Presenti rappresentanti cattolici, anglicani, islamici, ebrei, buddisti ed esponenti
del mondo laico-scientifico. Hanno partecipato anche la Specola Vaticana, la Pontificia
Accademia delle Scienze ed esponenti di ordini religiosi cattolici. Ha seguito per
noi l’evento Luca Attanasio, che ha raccolto il commento mons. Marcelo Sauchez
Sorondo, cancelliere della Pontificia Accademia delle Scienze:
R. - Io vedo
che la Chiesa, tutta la Chiesa cattolica, è spinta dalla scienza, che lei stessa ha
spinto a nascere. La Chiesa dice che Dio ha scritto due libri: uno è la Bibbia e l’altro
è la natura. Gli scienziati, che sono quelli che studiano la natura, questo primo
libro - il secondo è quello della Rivelazione - sono quasi come i vescovi. La Chiesa,
però, spinta da queste idee, cioè che Dio ha creato il mondo e ha lasciato un messaggio
nella natura, deve scoprire le leggi naturali. Dunque è stata la Chiesa, che ha fondato
la scienza moderna, perché la modernità, è nata con Galileo Galilei proprio in Italia.
Lo
stesso tema è stato affrontato dal punto di vista della tradizione ebraica dal rabbino
capo di Roma, Riccardo Di Segni:
R. - L’interpretazione
letterale del testo biblico, per quanto riguarda la struttura dell’universo, non è
la sola possibile e se questa interpretazione va contro quelle che sono le conoscenze
scientifiche va messa in secondo piano rispetto a quelle che sono appunto le evidenze
scientifiche.
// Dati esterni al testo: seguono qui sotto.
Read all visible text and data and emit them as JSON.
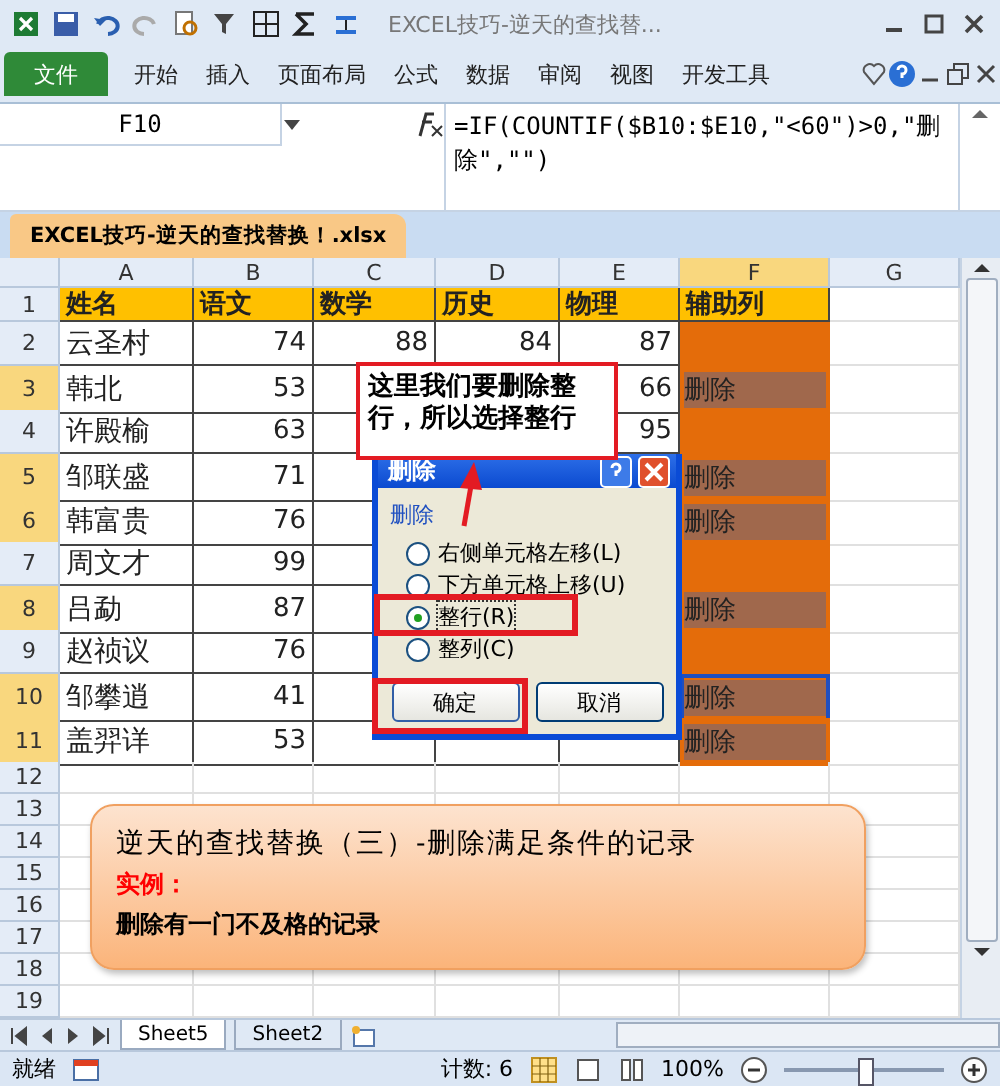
{
  "window": {
    "title": "EXCEL技巧-逆天的查找替..."
  },
  "ribbon_tabs": [
    {
      "label": "文件",
      "kind": "file"
    },
    {
      "label": "开始",
      "kind": "tab"
    },
    {
      "label": "插入",
      "kind": "tab"
    },
    {
      "label": "页面布局",
      "kind": "tab"
    },
    {
      "label": "公式",
      "kind": "tab"
    },
    {
      "label": "数据",
      "kind": "tab"
    },
    {
      "label": "审阅",
      "kind": "tab"
    },
    {
      "label": "视图",
      "kind": "tab"
    },
    {
      "label": "开发工具",
      "kind": "tab"
    }
  ],
  "formula_bar": {
    "name_box": "F10",
    "formula": "=IF(COUNTIF($B10:$E10,\"<60\")>0,\"删除\",\"\")"
  },
  "workbook_tab": {
    "label": "EXCEL技巧-逆天的查找替换！.xlsx"
  },
  "columns": [
    {
      "label": "A",
      "selected": false
    },
    {
      "label": "B",
      "selected": false
    },
    {
      "label": "C",
      "selected": false
    },
    {
      "label": "D",
      "selected": false
    },
    {
      "label": "E",
      "selected": false
    },
    {
      "label": "F",
      "selected": true
    },
    {
      "label": "G",
      "selected": false
    }
  ],
  "rows": [
    {
      "num": "1",
      "kind": "header",
      "selected": false,
      "cells": [
        "姓名",
        "语文",
        "数学",
        "历史",
        "物理",
        "辅助列"
      ]
    },
    {
      "num": "2",
      "kind": "data",
      "selected": false,
      "active": false,
      "cells": [
        "云圣村",
        "74",
        "88",
        "84",
        "87",
        null
      ]
    },
    {
      "num": "3",
      "kind": "data",
      "selected": true,
      "active": false,
      "cells": [
        "韩北",
        "53",
        null,
        null,
        "66",
        "删除"
      ]
    },
    {
      "num": "4",
      "kind": "data",
      "selected": false,
      "active": false,
      "cells": [
        "许殿榆",
        "63",
        null,
        null,
        "95",
        null
      ]
    },
    {
      "num": "5",
      "kind": "data",
      "selected": true,
      "active": false,
      "cells": [
        "邹联盛",
        "71",
        null,
        null,
        null,
        "删除"
      ]
    },
    {
      "num": "6",
      "kind": "data",
      "selected": true,
      "active": false,
      "cells": [
        "韩富贵",
        "76",
        null,
        null,
        null,
        "删除"
      ]
    },
    {
      "num": "7",
      "kind": "data",
      "selected": false,
      "active": false,
      "cells": [
        "周文才",
        "99",
        null,
        null,
        null,
        null
      ]
    },
    {
      "num": "8",
      "kind": "data",
      "selected": true,
      "active": false,
      "cells": [
        "吕勐",
        "87",
        null,
        null,
        null,
        "删除"
      ]
    },
    {
      "num": "9",
      "kind": "data",
      "selected": false,
      "active": false,
      "cells": [
        "赵祯议",
        "76",
        null,
        null,
        null,
        null
      ]
    },
    {
      "num": "10",
      "kind": "data",
      "selected": true,
      "active": true,
      "cells": [
        "邹攀逍",
        "41",
        null,
        null,
        null,
        "删除"
      ]
    },
    {
      "num": "11",
      "kind": "data",
      "selected": true,
      "active": false,
      "cells": [
        "盖羿详",
        "53",
        null,
        null,
        null,
        "删除"
      ]
    },
    {
      "num": "12",
      "kind": "empty",
      "selected": false
    },
    {
      "num": "13",
      "kind": "empty",
      "selected": false
    },
    {
      "num": "14",
      "kind": "empty",
      "selected": false
    },
    {
      "num": "15",
      "kind": "empty",
      "selected": false
    },
    {
      "num": "16",
      "kind": "empty",
      "selected": false
    },
    {
      "num": "17",
      "kind": "empty",
      "selected": false
    },
    {
      "num": "18",
      "kind": "empty",
      "selected": false
    },
    {
      "num": "19",
      "kind": "empty",
      "selected": false
    }
  ],
  "callout": {
    "text": "这里我们要删除整行，所以选择整行"
  },
  "dialog": {
    "title": "删除",
    "group": "删除",
    "options": [
      {
        "label": "右侧单元格左移(L)",
        "selected": false
      },
      {
        "label": "下方单元格上移(U)",
        "selected": false
      },
      {
        "label": "整行(R)",
        "selected": true
      },
      {
        "label": "整列(C)",
        "selected": false
      }
    ],
    "buttons": [
      {
        "label": "确定",
        "kind": "primary"
      },
      {
        "label": "取消",
        "kind": "normal"
      }
    ]
  },
  "note": {
    "title": "逆天的查找替换（三）-删除满足条件的记录",
    "label": "实例：",
    "body": "删除有一门不及格的记录"
  },
  "sheet_tabs": [
    {
      "label": "Sheet5",
      "selected": true
    },
    {
      "label": "Sheet2",
      "selected": false
    }
  ],
  "status_bar": {
    "mode": "就绪",
    "count": "计数: 6",
    "zoom": {
      "text": "100%",
      "level": 0.5
    }
  }
}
Possiamo aggiungere che un rabbino fu allievo di Galileo: Joseph Solomon
Delmedigo era nato a Creta e studiò a Padova negli anni in cui Galileo faceva le prime
osservazioni con il cannocchiale. Delmedigo dice: “Il mio maestro, Galileo, mi ha
fatto vedere nel cannocchiale”. Vediamo quindi che c’è un atteggiamento positivo,
almeno all’inizio; poi, nei secoli successivi, forse le cose sono cambiate ed alcuni
rabbini si sono espressi contro la teoria copernicana. Ma all’inizio la teoria copernicana
non ha suscitato alcun problema nel mondo ebraico. La fede ebraica ha come presupposto
che Dio ha creato il mondo, ma Dio ha creato le condizioni affinché il mondo si sviluppasse.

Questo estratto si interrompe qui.